Bridget Phillipson: I want more young people to have children
Labour has said it wants more young people to have children, warning that Britain's 'plummeting birth rate' is a danger to society.
Bridget Phillipson, the education secretary, has raised the alarm about a younger generation who are 'thinking twice about starting a family' because of the rising cost of housing and childcare.
She promised more help for young parents to make it easier for couples to have children, saying that 'families are the bedrock of our society and we need them to succeed'.
Her comments signal growing political alarm about the UK's falling birth rate, which is down to 1.44 children per woman and in 2023 saw the fewest babies born for almost half a century.
Phillipson raised the alarm over the trend, which means a future of fewer workers supporting a rising number of older people.
• Britain needs babies but it will take some pushing
Politicians have traditionally been wary of encouraging people to have more children, despite evidence that many couples have fewer babies than they would like. Nigel Farage, the Reform UK leader, thrust the issue into the mainstream last month when he promised tax breaks and welfare changes to 'help young, working British people who are not on particularly big incomes to have more children'.
Phillipson rejected his focus on marriage, saying 'no opposition party has the answers to our plummeting birth rate — a trend which has worrying repercussions for society but tells a story about the dashed dreams of many families'.

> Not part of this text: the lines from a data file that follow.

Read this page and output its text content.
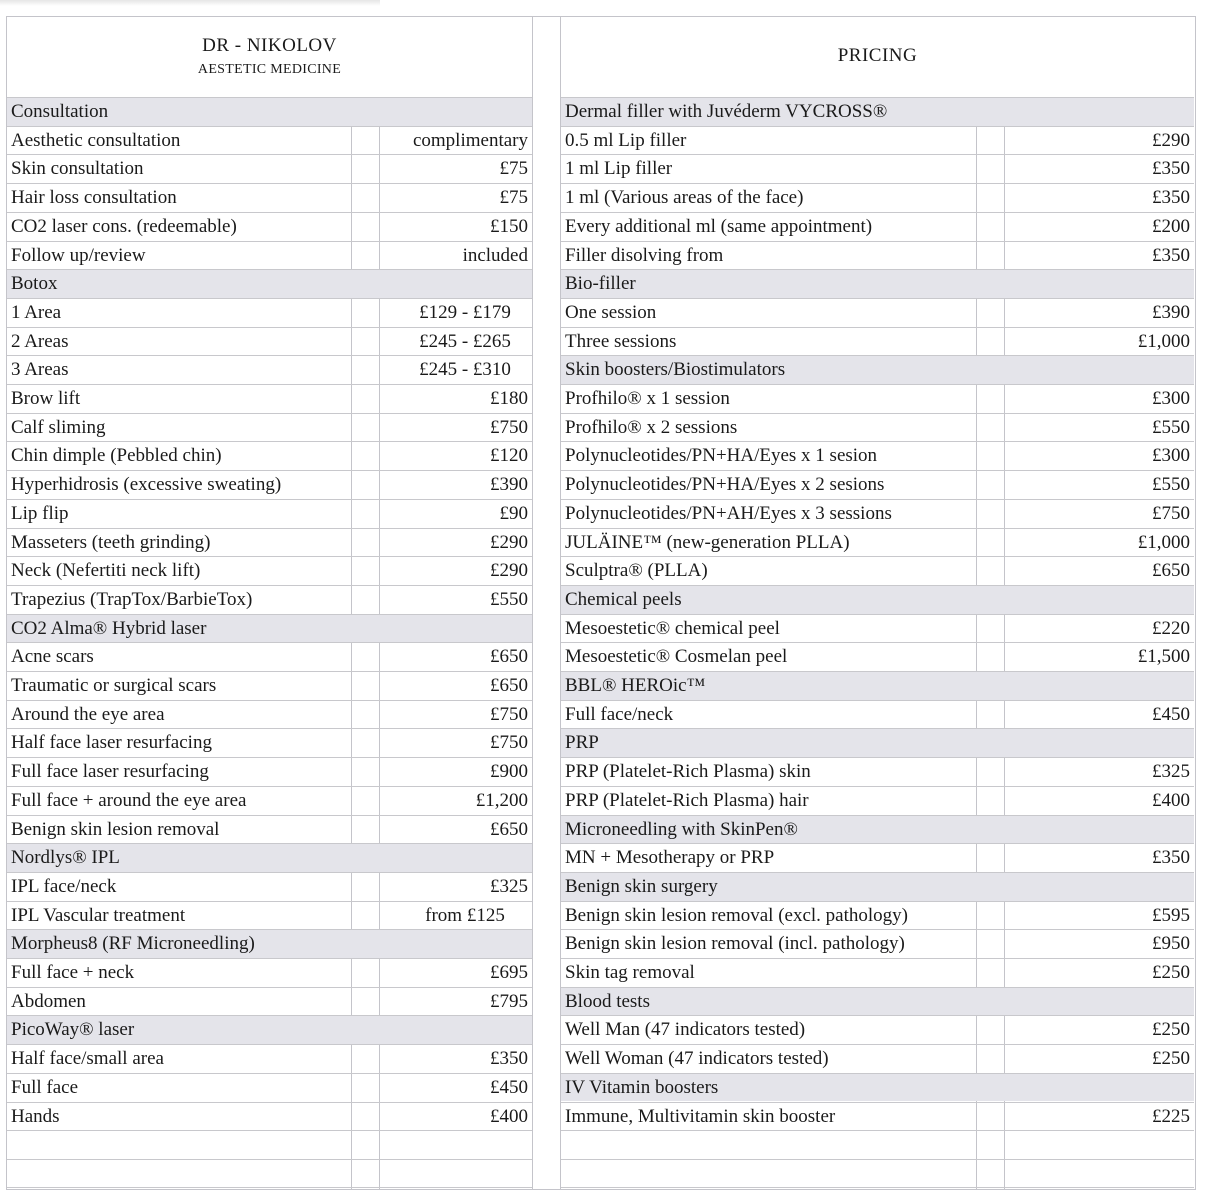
DR - NIKOLOV
AESTETIC MEDICINE
PRICING
Consultation
Aesthetic consultation	complimentary
Skin consultation	£75
Hair loss consultation	£75
CO2 laser cons. (redeemable)	£150
Follow up/review	included
Botox
1 Area	£129 - £179
2 Areas	£245 - £265
3 Areas	£245 - £310
Brow lift	£180
Calf sliming	£750
Chin dimple (Pebbled chin)	£120
Hyperhidrosis (excessive sweating)	£390
Lip flip	£90
Masseters (teeth grinding)	£290
Neck (Nefertiti neck lift)	£290
Trapezius (TrapTox/BarbieTox)	£550
CO2 Alma® Hybrid laser
Acne scars	£650
Traumatic or surgical scars	£650
Around the eye area	£750
Half face laser resurfacing	£750
Full face laser resurfacing	£900
Full face + around the eye area	£1,200
Benign skin lesion removal	£650
Nordlys® IPL
IPL face/neck	£325
IPL Vascular treatment	from £125
Morpheus8 (RF Microneedling)
Full face + neck	£695
Abdomen	£795
PicoWay® laser
Half face/small area	£350
Full face	£450
Hands	£400
Dermal filler with Juvéderm VYCROSS®
0.5 ml Lip filler	£290
1 ml Lip filler	£350
1 ml (Various areas of the face)	£350
Every additional ml (same appointment)	£200
Filler disolving from	£350
Bio-filler
One session	£390
Three sessions	£1,000
Skin boosters/Biostimulators
Profhilo® x 1 session	£300
Profhilo® x 2 sessions	£550
Polynucleotides/PN+HA/Eyes x 1 sesion	£300
Polynucleotides/PN+HA/Eyes x 2 sesions	£550
Polynucleotides/PN+AH/Eyes x 3 sessions	£750
JULÄINE™ (new-generation PLLA)	£1,000
Sculptra® (PLLA)	£650
Chemical peels
Mesoestetic® chemical peel	£220
Mesoestetic® Cosmelan peel	£1,500
BBL® HEROic™
Full face/neck	£450
PRP
PRP (Platelet-Rich Plasma) skin	£325
PRP (Platelet-Rich Plasma) hair	£400
Microneedling with SkinPen®
MN + Mesotherapy or PRP	£350
Benign skin surgery
Benign skin lesion removal (excl. pathology)	£595
Benign skin lesion removal (incl. pathology)	£950
Skin tag removal	£250
Blood tests
Well Man (47 indicators tested)	£250
Well Woman (47 indicators tested)	£250
IV Vitamin boosters
Immune, Multivitamin skin booster	£225
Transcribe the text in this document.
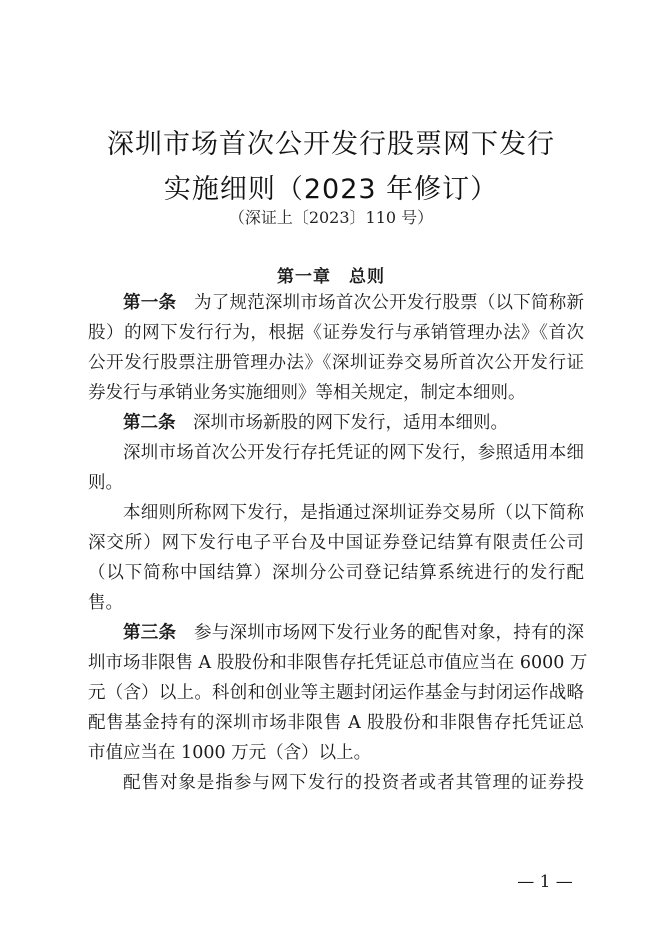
深圳市场首次公开发行股票网下发行
实施细则（2023 年修订）
（深证上〔2023〕110 号）
第一章　总则
第一条　为了规范深圳市场首次公开发行股票（以下简称新
股）的网下发行行为，根据《证券发行与承销管理办法》《首次
公开发行股票注册管理办法》《深圳证券交易所首次公开发行证
券发行与承销业务实施细则》等相关规定，制定本细则。
第二条　深圳市场新股的网下发行，适用本细则。
深圳市场首次公开发行存托凭证的网下发行，参照适用本细
则。
本细则所称网下发行，是指通过深圳证券交易所（以下简称
深交所）网下发行电子平台及中国证券登记结算有限责任公司
（以下简称中国结算）深圳分公司登记结算系统进行的发行配
售。
第三条　参与深圳市场网下发行业务的配售对象，持有的深
圳市场非限售 A 股股份和非限售存托凭证总市值应当在 6000 万
元（含）以上。科创和创业等主题封闭运作基金与封闭运作战略
配售基金持有的深圳市场非限售 A 股股份和非限售存托凭证总
市值应当在 1000 万元（含）以上。
配售对象是指参与网下发行的投资者或者其管理的证券投
— 1 —
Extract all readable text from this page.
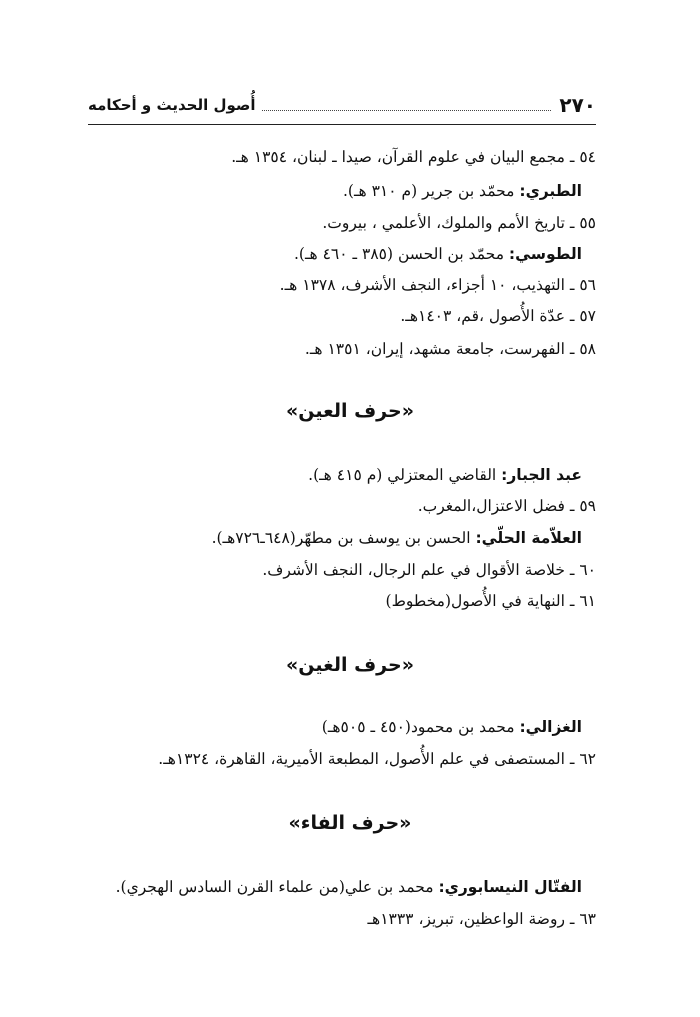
٢٧٠
أُصول الحديث و أحكامه
٥٤ ـ مجمع البيان في علوم القرآن، صيدا ـ لبنان، ١٣٥٤ هـ.
الطبري: محمّد بن جرير (م ٣١٠ هـ).
٥٥ ـ تاريخ الأمم والملوك، الأعلمي ، بيروت.
الطوسي: محمّد بن الحسن (٣٨٥ ـ ٤٦٠ هـ).
٥٦ ـ التهذيب، ١٠ أجزاء، النجف الأشرف، ١٣٧٨ هـ.
٥٧ ـ عدّة الأُصول ،قم، ١٤٠٣هـ.
٥٨ ـ الفهرست، جامعة مشهد، إيران، ١٣٥١ هـ.
«حرف العين»
عبد الجبار: القاضي المعتزلي (م ٤١٥ هـ).
٥٩ ـ فضل الاعتزال،المغرب.
العلاّمة الحلّي: الحسن بن يوسف بن مطهّر(٦٤٨ـ٧٢٦هـ).
٦٠ ـ خلاصة الأقوال في علم الرجال، النجف الأشرف.
٦١ ـ النهاية في الأُصول(مخطوط)
«حرف الغين»
الغزالي: محمد بن محمود(٤٥٠ ـ ٥٠٥هـ)
٦٢ ـ المستصفى في علم الأُصول، المطبعة الأميرية، القاهرة، ١٣٢٤هـ.
«حرف الفاء»
الفتّال النيسابوري: محمد بن علي(من علماء القرن السادس الهجري).
٦٣ ـ روضة الواعظين، تبريز، ١٣٣٣هـ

Saying she wanted to give people the 'freedom to choose', Phillipson wrote in the Daily Telegraph: 'It's why I want more young people to have children, if they choose; to realise the ordinary aspiration so many share, to create the moments and memories that make our lives fulfilling: having children, seeing them take their first steps, dropping them off on their first day at school, guiding them on their journey into the world of work or taking them to university for the first time.'
• Falling birthrate to leave UK reliant on immigration until 2100
Support for young children was 'my number one priority', Phillipson said, promising help with issues such as breastfeeding and reading, as well as an expansion of child care.
Experts have pointed to evidence that making it easier or cheaper to have another child can be effective. Under the previous Labour government, Gordon Brown's working families tax credit, which gave extra cash to low-income families, is estimated to have led to an extra 45,000 babies being born.